Late last month, Wired covered the emergence of a cottage industry of businesses selling access to iOS developer betas prior to their official launch. Apple offers these developer betas to registered iOS developers. The fee for such a registration is $99/year. Some enterprising individuals have turned around and started selling their 100 possible device slots to users looking to install the iOS betas prior to their official launch.
Behind the scenes, each service uses the same simple backdoor: Registered iOS developers can activate up to 100 unique device IDs (or UDIDs) for their account, an essential tool for testing apps on multiple devices. Once registered with Apple, the activated device is also able to run pre-release versions of iOS, though developers are forbidden from sharing pre-release software outside their own team.
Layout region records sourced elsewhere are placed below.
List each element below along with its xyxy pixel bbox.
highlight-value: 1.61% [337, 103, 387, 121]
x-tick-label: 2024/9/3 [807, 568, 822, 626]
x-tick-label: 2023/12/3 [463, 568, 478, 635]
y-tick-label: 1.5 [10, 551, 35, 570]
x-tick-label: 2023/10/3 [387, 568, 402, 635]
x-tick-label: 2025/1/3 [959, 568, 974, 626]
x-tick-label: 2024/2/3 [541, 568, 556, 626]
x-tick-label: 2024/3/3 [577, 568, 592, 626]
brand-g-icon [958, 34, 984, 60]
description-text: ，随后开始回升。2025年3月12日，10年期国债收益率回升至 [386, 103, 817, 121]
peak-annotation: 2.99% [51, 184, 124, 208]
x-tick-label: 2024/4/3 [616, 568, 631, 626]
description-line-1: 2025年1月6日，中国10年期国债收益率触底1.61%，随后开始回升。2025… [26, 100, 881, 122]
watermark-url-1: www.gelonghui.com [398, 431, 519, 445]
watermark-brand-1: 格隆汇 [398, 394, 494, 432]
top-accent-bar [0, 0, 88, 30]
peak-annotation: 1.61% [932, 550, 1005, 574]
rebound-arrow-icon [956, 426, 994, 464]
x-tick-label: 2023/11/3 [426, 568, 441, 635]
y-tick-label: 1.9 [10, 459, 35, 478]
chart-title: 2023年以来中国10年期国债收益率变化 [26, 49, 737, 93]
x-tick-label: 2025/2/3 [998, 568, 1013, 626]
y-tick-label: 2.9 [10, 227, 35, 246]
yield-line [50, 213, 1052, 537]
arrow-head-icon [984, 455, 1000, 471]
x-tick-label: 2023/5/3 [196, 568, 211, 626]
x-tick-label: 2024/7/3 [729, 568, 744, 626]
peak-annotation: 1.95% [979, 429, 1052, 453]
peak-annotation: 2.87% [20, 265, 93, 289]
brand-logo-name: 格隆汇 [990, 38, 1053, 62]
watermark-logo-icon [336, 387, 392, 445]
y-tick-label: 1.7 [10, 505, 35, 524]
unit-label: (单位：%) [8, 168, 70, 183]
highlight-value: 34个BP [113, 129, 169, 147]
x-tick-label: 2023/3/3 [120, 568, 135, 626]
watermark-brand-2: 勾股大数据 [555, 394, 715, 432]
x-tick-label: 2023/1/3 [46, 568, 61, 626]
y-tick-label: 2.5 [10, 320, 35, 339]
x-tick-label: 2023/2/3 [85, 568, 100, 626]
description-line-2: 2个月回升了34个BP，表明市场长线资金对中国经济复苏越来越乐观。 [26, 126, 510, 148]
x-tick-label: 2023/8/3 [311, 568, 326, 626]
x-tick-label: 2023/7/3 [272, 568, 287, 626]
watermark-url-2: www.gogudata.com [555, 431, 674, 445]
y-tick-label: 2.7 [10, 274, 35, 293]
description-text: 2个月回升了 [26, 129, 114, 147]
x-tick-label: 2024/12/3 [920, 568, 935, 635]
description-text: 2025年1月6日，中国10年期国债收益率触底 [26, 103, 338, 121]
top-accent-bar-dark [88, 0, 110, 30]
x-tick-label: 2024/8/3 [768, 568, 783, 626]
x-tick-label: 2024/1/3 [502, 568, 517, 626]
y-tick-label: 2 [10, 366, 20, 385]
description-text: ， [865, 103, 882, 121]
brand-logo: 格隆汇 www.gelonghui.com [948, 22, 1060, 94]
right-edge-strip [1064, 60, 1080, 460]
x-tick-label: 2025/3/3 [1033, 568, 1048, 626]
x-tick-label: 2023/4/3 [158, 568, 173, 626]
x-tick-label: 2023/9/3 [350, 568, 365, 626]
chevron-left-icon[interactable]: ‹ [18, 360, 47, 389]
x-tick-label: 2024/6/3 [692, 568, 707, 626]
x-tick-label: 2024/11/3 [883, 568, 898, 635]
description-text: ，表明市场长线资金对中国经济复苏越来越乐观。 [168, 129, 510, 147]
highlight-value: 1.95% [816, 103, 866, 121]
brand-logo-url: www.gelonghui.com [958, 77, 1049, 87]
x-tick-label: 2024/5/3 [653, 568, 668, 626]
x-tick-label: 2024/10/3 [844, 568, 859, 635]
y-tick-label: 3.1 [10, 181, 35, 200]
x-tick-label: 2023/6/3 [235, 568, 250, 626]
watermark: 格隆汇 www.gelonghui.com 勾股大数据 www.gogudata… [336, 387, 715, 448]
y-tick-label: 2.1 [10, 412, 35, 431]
Ignoring these warnings, activation services charge a small fee to add a customer’s device to their developer accounts. When they hit the 100-device limit, they just register a new account with Apple.
This has been going on for a couple of years with no particular intervention from Apple. As Wired notes, it seems Apple just didn't seem to care, despite their wide availability.
That may have changed since the publication of the Wired article. MacStories has noted that many of the services listed in the original Wired article are no longer available. After reaching out to the sites, it seems that Apple has started taking action against these services.
While most of our emails bounced, we heard back from one of the site owners (who asked to remain anonymous), who confirmed his hosting provider took down the site after a complaint for copyright infringement by Apple. Similarly, the CEO of Fused tweeted in a reply to Andy Baio that Apple had been “fairly heavy-handed” with DMCA requests to UDID-selling sites hosted on their network.
MacStories exchanged emails with the owner of one of the services which made $75,000 since the release of the iOS 6 Beta in June.
Top Rated Comments
You shouldn't have to pay to get iOS 6 beta since it doesn't even make you any money.
Having your app polished and ready to go the second iOS 6 is publicly available just might make you some money if you have a worthy app to sell.
People would have gotten the developer accounts if the price aren't such a ripoff.
they are a business investment if you're an actual developer.
It's about time they did this, too many people who don't have any idea what they're doing are getting their hands on Dev. Previews.
It's not $99. It's $99 a year. Otherwise your apps stop being available. Over five years, that's some serious change for many young developers and/or hobbyists who just wanted to make some family apps.
$99/year is bugger all, particularly for the services that you get included. Some people like find any excuse to bash Apple.